The theory of "mirror matter" restores parity to the standard model by hypothesizing a copy of the standard model with right-handed weak interactions. One potential way to explain the $>4 \sigma$ discrepancy between beam and bottle neutron lifetime experiments invokes neutrons oscillating into their mirror neutron partners. Mirror neutron oscillations as a source of loss in bottle lifetime experiments are constrained by the agreement between $V_{ud}$ extracted from neutron $\beta$-decay and the value of $V_{ud}$ required for CKM unitarity.
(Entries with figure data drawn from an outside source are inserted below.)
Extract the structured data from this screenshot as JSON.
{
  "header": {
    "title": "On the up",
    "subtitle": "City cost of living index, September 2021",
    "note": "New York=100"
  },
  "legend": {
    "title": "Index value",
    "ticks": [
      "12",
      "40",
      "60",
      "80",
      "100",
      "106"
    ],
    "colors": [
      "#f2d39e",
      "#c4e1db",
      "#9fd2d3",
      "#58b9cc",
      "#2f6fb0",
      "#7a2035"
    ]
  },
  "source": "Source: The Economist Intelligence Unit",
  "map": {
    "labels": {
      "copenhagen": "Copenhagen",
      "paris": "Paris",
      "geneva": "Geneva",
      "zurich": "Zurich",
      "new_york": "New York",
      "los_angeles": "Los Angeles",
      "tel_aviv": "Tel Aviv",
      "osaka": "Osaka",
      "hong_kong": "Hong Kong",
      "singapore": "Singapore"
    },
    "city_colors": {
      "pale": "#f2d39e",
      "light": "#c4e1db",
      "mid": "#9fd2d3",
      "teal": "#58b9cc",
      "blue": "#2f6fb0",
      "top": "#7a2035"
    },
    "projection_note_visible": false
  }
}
However, in the event of a small mass difference $\Delta m$ between the normal and mirror neutron states, the 4.6 T magnetic field present in the NIST Beam Lifetime experiment could cause an apparent increase in the measured $\tau_n$. An experiment at Oak Ridge National Lab probed this theory by searching for the hypothesized reappearance of neutrons passing through a B$_4$C absorber inside a magnetic field varying between a peak strength of -6.6 T and +6.6 T. This talk presents new limits on neutron oscillations into non-degenerate mirror matter, excluding this effect as an explanation of the neutron lifetime discrepancy. We will also discuss further efforts to improve these limits and search for other models of $n \rightarrow n'$ oscillation.